Près d’un an avant la décision de la Cour suprême ("Dobbs contre Jackson") rendue en juin 2022 annulant le droit à l'avortement aux États-Unis, une équipe interdisciplinaire de l'université de Pennsylvanie et du Children's Hospital of Philadelphia (CHOP) a commencé à étudier le lien entre avortement et suicide.
Alors que les discussions sur l'accès aux soins de reproduction ont pris une urgence renouvelée depuis, les résultats de leurs travaux ont été publiés ce 28 décembre dans JAMA Psychiatry. Ils montrent qu'aux États-Unis, la restriction de l'accès à l'avortement est liée à risque accru de suicide chez les femmes en âge de procréer.

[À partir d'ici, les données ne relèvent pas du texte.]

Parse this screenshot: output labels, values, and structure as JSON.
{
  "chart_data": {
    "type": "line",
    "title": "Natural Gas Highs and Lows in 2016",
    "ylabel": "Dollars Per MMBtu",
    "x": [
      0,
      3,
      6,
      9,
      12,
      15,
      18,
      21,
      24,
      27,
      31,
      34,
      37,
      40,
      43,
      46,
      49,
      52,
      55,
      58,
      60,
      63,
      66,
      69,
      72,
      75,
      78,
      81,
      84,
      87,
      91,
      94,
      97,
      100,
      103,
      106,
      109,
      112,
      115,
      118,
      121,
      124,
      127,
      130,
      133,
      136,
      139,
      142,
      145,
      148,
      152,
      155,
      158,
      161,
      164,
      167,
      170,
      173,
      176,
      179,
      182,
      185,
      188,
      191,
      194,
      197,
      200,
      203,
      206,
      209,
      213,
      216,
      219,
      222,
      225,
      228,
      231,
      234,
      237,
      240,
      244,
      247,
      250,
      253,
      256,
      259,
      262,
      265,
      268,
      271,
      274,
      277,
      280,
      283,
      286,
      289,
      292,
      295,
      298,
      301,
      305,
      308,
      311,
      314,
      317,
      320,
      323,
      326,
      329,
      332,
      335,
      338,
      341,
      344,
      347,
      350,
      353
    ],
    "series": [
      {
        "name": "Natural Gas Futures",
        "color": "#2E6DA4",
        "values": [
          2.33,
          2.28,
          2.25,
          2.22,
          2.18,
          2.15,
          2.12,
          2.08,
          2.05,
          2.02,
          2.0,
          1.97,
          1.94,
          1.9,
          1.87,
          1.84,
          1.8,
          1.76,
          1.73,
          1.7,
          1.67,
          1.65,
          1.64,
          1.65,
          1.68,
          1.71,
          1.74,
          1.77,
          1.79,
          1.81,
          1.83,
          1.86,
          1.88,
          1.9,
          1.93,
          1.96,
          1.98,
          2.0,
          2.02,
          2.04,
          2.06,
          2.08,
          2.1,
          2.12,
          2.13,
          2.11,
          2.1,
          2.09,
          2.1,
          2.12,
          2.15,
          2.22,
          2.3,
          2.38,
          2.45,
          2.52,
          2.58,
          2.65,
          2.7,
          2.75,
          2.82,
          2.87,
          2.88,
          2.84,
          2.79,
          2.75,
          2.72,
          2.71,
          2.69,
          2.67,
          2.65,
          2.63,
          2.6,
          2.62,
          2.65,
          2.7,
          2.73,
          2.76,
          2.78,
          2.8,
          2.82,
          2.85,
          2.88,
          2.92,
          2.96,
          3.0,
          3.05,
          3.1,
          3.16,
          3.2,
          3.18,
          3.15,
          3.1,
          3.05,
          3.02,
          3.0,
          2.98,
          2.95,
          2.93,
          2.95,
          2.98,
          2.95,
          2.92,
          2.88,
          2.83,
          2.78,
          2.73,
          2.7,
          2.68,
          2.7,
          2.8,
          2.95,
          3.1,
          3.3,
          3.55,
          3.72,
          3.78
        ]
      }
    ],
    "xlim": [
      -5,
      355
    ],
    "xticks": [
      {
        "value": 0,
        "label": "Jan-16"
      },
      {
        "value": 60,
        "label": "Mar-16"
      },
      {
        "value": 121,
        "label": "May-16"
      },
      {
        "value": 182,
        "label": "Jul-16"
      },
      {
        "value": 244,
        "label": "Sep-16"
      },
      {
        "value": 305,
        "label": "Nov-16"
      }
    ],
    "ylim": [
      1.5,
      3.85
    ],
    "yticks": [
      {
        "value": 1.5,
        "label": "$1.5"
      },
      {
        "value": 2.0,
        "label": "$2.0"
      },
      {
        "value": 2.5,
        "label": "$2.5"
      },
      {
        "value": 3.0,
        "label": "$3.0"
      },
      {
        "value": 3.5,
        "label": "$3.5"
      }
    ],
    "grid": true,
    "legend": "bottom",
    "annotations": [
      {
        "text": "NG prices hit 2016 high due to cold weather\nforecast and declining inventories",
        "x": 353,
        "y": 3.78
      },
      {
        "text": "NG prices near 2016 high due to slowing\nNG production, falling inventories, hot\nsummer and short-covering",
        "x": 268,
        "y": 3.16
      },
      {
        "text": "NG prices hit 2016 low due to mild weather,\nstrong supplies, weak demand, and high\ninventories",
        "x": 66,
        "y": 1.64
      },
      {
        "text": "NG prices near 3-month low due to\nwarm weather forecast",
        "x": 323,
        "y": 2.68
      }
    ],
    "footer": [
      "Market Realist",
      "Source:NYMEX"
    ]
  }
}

Femmes : les lois anti-avortement liées à une hausse du taux de suicide
Pour obtenir ces résultats, les chercheurs ont utilisé des données nationales sur une période de 42 ans (de 1974 à 2016), en couvrant l'ensemble de la population de femmes adultes pendant cette période. Ensuite, chez les femmes en âge de procréer, ils ont analysé les taux de suicide avant et après l'entrée en vigueur de lois restrictives en matière de reproduction, comparant ces chiffres aux tendances générales du suicide et à ces taux dans des endroits où il n'y a pas de telles restrictions. "Comparativement, les femmes qui ont subi le choc de ce type de législation restrictive ont connu une augmentation significative du taux de suicide", explique Jonathan Zandberg, co-auteur de l’étude, dans un communiqué.
Ensuite, les chercheurs ont examiné si la découverte était spécifique aux femmes en âge de procréer ou pouvait être observée dans d'autres populations. À titre de comparaison, ils ont effectué la même analyse pour toutes les femmes de 45 à 64 ans et n'ont observé aucun lien. Enfin, ils ont examiné une autre cause fréquente de décès, les taux de mortalité liés aux véhicules à moteur, et n'ont également constaté aucun effet.
Avortement : de meilleures politiques de prévention du suicide nécessaires
Cependant, plusieurs limites demeurent à ces conclusions qui empêchent d’établir un lien de cause à effet entièrement sûr, notamment le fait que les chercheurs n'avaient pas accès aux données sur les expériences ou sur la santé mentale des femmes individuellement.
Pourtant, même avec ces limites, les chercheurs affirment que les résultats ont de nombreuses implications cliniques, politiques et éthiques. D'une part, reconnaître ce lien peut changer la façon dont les médecins et les autres fournisseurs de soins de santé abordent la classification du risque de suicide chez les femmes en âge de procréer. Au-delà de cela, pour les auteurs de l'étude, cela met en lumière la nécessité de meilleures politiques de prévention du suicide et ajoute des données concrètes au débat éthique sur l'accès à l'avortement.
L’équipe de chercheurs souligne notamment qu'il est important d'avoir un aperçu des tendances actuelles pour planifier des scénarios futurs dans lesquels des restrictions partielles se transformeraient en restrictions à part entière ou même en criminalisation de l'avortement, que ce soit aux États-Unis, en Europe ou ailleurs.